Colton’s father Bill, “the kind of man who can say more in an hour of silence than most men can say in a year of talking nonstop,” is his hero, and Colton wants to be just like him, though he appears to be cut from a different sort of cloth.  While Bill is stoic and laconic, having survived decades of difficult work on oil rigs, emanating “tough-bound soul, like a monk,” Colton is as affectionate as a puppy, goofy, willing to perform a spontaneous “happy dance” when a friend is feeling low, and about as salty as his language gets is his typical exclamation, “Holy cow!” Colton is also incurably tender-hearted: when he is fourteen, he goes on his first hunt, shoots his first buck, throws up immediately, and continues to vomit throughout the cleaning process.  A few years later, Colton is pondering love as he chops firewood, and ends up bringing the ax down on his foot.

Colton spends his boyhood and teenage years outdoors, riding his horse Cocoa, and making a fast friendship with Jake, who is also an outcast in high school because of his 300-pound bulk and erratic behavior due to a history of abuse.  Fuller portrays this friendship beautifully, capturing its playful, loving loyalty throughout the twists of their lives.  Jake helps Colton knuckle down and finish high school, and then soon enough, both of them take jobs on oil rigs, though Colton enjoys a brief idyll in which he follows around a buddy trying to make his way up as a broncobuster in gritty little rodeos across the region.

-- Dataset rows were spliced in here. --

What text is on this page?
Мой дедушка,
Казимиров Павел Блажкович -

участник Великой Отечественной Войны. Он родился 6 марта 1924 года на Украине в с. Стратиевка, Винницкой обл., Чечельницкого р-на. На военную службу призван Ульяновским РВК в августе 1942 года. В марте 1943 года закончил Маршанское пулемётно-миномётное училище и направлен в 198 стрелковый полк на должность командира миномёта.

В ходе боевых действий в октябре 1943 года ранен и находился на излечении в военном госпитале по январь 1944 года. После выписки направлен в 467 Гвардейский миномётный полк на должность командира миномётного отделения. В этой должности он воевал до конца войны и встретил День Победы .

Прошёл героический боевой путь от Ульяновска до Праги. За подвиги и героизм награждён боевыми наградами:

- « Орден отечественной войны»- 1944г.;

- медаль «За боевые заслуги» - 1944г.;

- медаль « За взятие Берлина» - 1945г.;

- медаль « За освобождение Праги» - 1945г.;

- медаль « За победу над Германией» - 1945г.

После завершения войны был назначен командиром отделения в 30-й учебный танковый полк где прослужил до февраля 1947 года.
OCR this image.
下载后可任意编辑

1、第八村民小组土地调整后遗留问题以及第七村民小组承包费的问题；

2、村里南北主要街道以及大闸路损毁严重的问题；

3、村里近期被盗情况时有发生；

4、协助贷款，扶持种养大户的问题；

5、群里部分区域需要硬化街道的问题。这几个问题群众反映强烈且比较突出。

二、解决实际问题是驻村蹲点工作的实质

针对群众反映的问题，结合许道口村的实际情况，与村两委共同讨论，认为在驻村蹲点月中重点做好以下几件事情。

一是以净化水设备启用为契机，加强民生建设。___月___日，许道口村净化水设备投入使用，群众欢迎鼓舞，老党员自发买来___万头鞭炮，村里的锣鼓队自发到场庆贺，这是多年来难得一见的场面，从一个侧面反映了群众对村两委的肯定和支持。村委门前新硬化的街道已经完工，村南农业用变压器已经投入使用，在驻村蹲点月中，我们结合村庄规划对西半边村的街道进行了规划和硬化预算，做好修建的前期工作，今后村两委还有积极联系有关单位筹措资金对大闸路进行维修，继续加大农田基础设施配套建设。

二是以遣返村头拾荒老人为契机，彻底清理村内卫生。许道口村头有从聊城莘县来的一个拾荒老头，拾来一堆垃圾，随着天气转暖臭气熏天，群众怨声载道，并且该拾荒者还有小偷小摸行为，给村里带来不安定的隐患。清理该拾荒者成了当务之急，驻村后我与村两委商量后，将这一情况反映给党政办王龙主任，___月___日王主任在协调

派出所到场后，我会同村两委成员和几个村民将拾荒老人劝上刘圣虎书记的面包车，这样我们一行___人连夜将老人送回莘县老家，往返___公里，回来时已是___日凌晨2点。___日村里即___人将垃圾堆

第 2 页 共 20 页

While Jake, who has a sharp intellect, quickly moves up to a less dangerous position within the oil company, “selling service supplies to wells,” Colton makes mistakes, breaking his foot during his first drilling job, and loses his position.  Colton doesn’t seem cut out to be a “roughneck” on the oilrigs, but that’s where his life leads him, as do the lives of thousands of Wyoming men with no more than a high school education.  Colton’s destiny with the oil rigs has the inevitability of a Shakespearean tragedy.  “The rigs are manned like ships,” Fuller writes, “in back-to-back twelve-hour shifts by roughnecks, five or six per crew.”

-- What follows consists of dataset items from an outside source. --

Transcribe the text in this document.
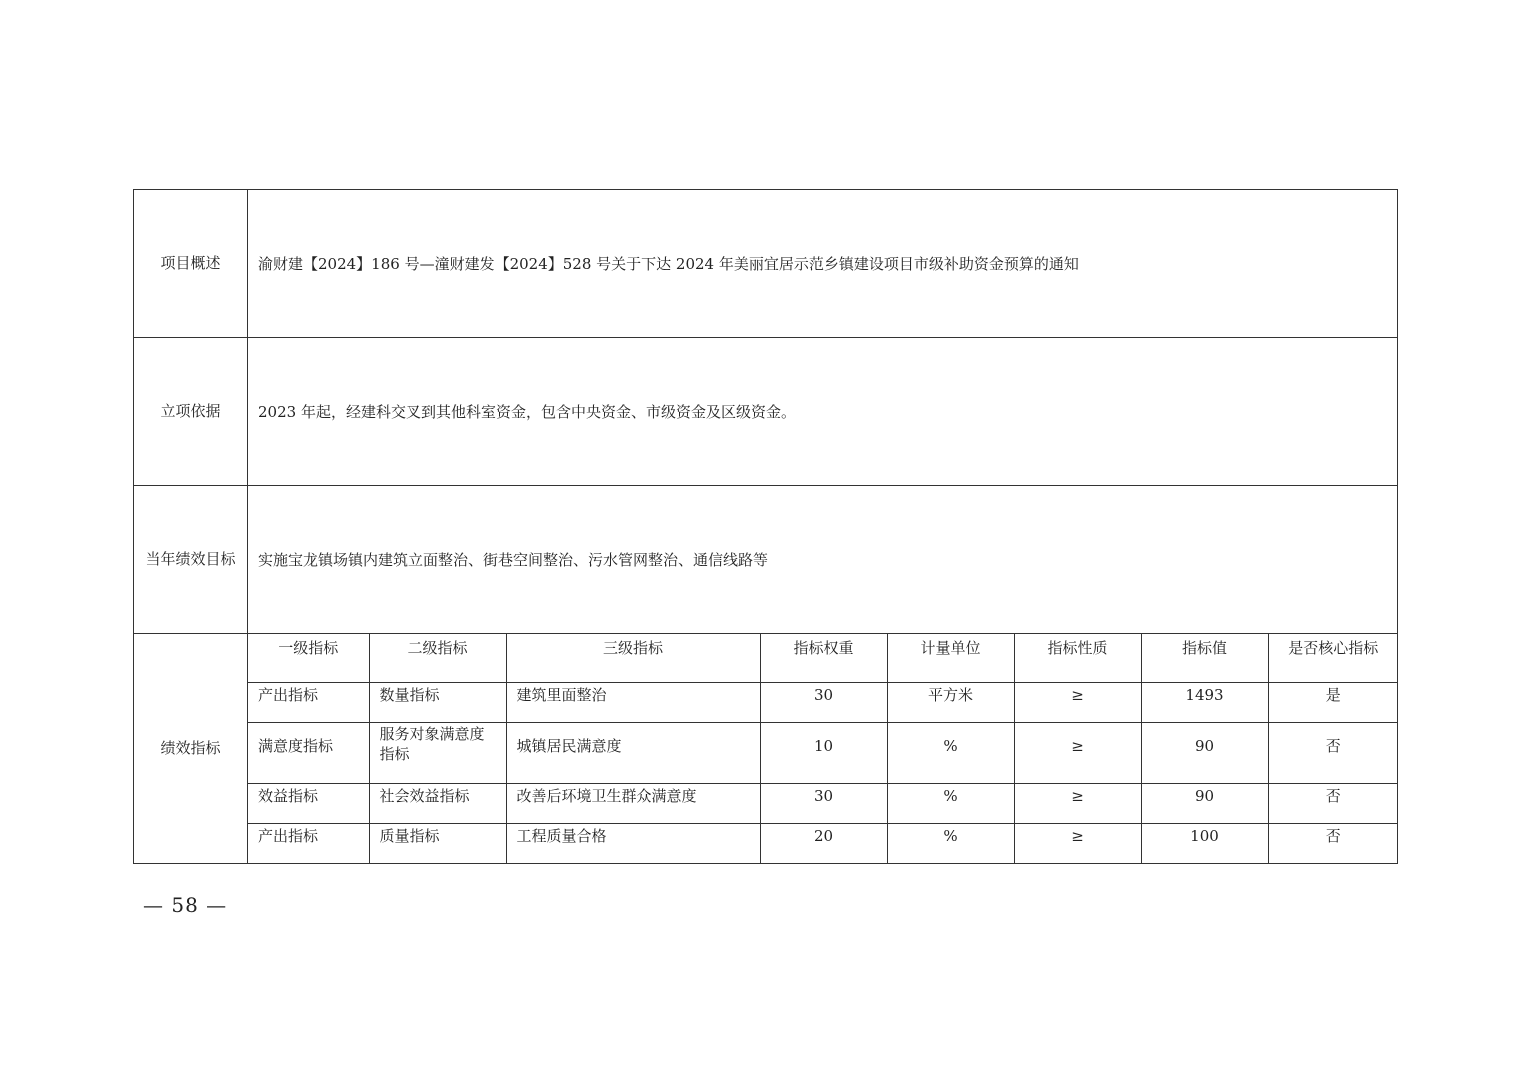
项目概述	渝财建【2024】186 号—潼财建发【2024】528 号关于下达 2024 年美丽宜居示范乡镇建设项目市级补助资金预算的通知
立项依据	2023 年起，经建科交叉到其他科室资金，包含中央资金、市级资金及区级资金。
当年绩效目标	实施宝龙镇场镇内建筑立面整治、街巷空间整治、污水管网整治、通信线路等
绩效指标	
一级指标	二级指标	三级指标	指标权重	计量单位	指标性质	指标值	是否核心指标
产出指标	数量指标	建筑里面整治	30	平方米	≥	1493	是
满意度指标	服务对象满意度指标	城镇居民满意度	10	%	≥	90	否
效益指标	社会效益指标	改善后环境卫生群众满意度	30	%	≥	90	否
产出指标	质量指标	工程质量合格	20	%	≥	100	否
— 58 —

The income is impossible to pass up, and when Colton falls in love with a single mother, marries her, and quickly fathers another baby, he feels he has no choice but to stay away for weeks from his young family, working on rigs so he can support them.  His wife misses him and fears for him, and convinces him to take a job in town for a while, but only for a while, before he heads back out to the rigs again.

When Fuller displays a picture of Bryant after the last page of his moving story, you feel she is daring you not to care.  Although Fuller’s first hand experience with the oil industry in Wyoming has led her develop strong opinions about it, such as those she aired in a recent New York Times Op-Ed piece, she eschews politics and sticks to the human story in The Legend of Colton H. Bryant.  She does, however, describe the incredible safety lapses on oil rigs, including the one that ends up costing Colton his life.  How can you read this tender, troubling book and go out and fill your car with gas, and not care about the men who risk their lives to provide that energy?

Fuller will discuss her book at the Tattered Cover (LoDo) in Denver on Monday, May 12 (7:30 p.m.), at Borders in Portland on May 13 (7 p.m.), and in Evanston, WY at the Uinta Library on May 16 (5 p.m.)